Noch wird darüber gestritten, ob und wie diese Zeitblase untersucht und Proben an die Oberfläche geholt werden sollten. Schließlich besteht die Gefahr, das bislang unberührte Gewässer zu verschmutzen, denn das Bohrloch wurde mit Freon und Kerosin gefüllt, damit es nicht zufriert. Und der Bohrkopf könnte Dreck und Mikroorganismen mit in die Tiefe nehmen.
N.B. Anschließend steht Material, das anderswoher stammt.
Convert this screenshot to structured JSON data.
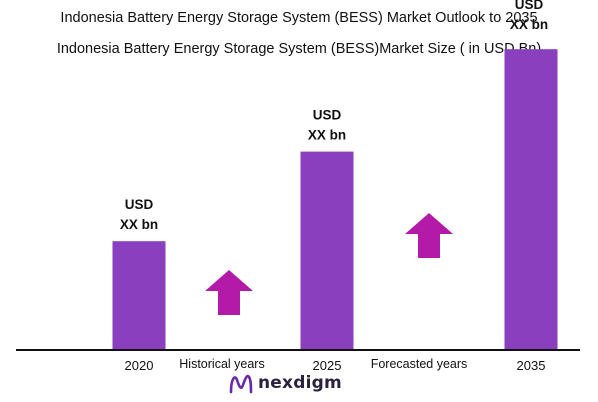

Mehrere Forscherteams arbeiten derzeit an der Entwicklung von Methoden, mit denen sich dies vermeiden lässt. Doch noch ist es nicht soweit. Selbst die Nasa musste ihre Pläne auf Eis legen, am Wostoksee ihre Sonden Kryobot und Hydrobot zu testen. Die US-Behörde möchte mit Hilfe der zwei Geräte in Zukunft den Eispanzer des Jupitermondes Europa durchdringen und das dort vermutete Meer erreichen.
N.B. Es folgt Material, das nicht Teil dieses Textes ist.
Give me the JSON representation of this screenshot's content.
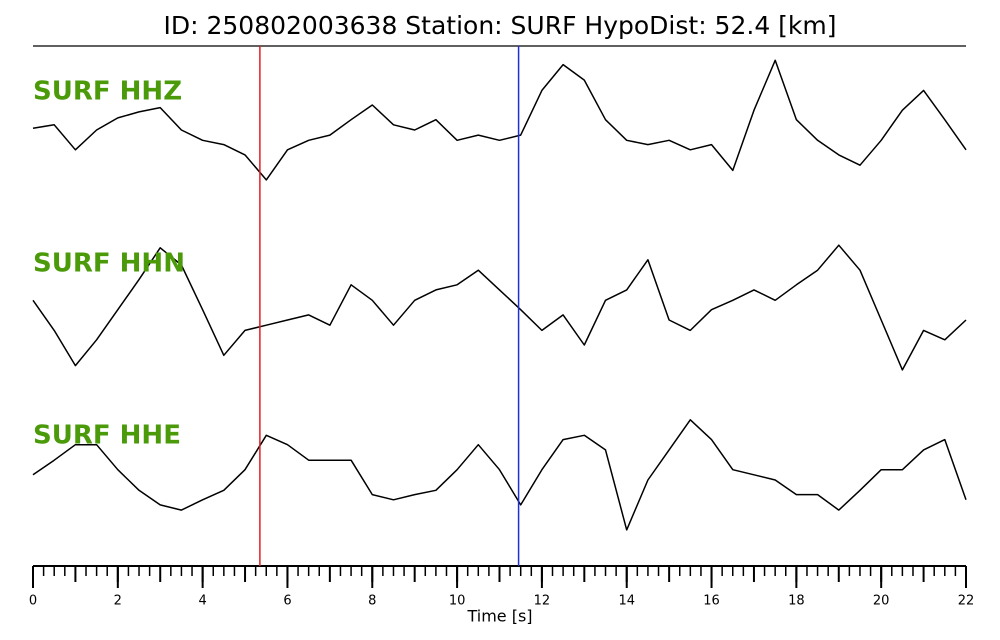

Anhand der zehn Zentimeter dicken Bohrkerne über dem Wostoksee konnten aber schon Informationen über die Umweltbedingungen und das Klima der letzten 414.000 Jahre gewonnen werden. Selbst Mikroben wurden in Eisproben entdeckt, die aus einer Tiefe von 3600 Metern stammen.

Allerdings ist noch unklar, ob es sich dabei um Lebewesen aus dem See handelt, oder um Organismen von der Oberfläche, die mit dem Bohrer dort hinabgelangt waren. Gerade vor solchen Kontaminierungen wollen manche Wissenschaftler den Wostoksee bewahren.

Bis eine Entscheidung getroffen ist, begnügen sich die Forscher damit, den See mit indirekten Methoden wie dem Radar zu vermessen und zu untersuchen. Der Wostoksee darf eines der letzten Geheimnisse unserer Erde bleiben - vorerst.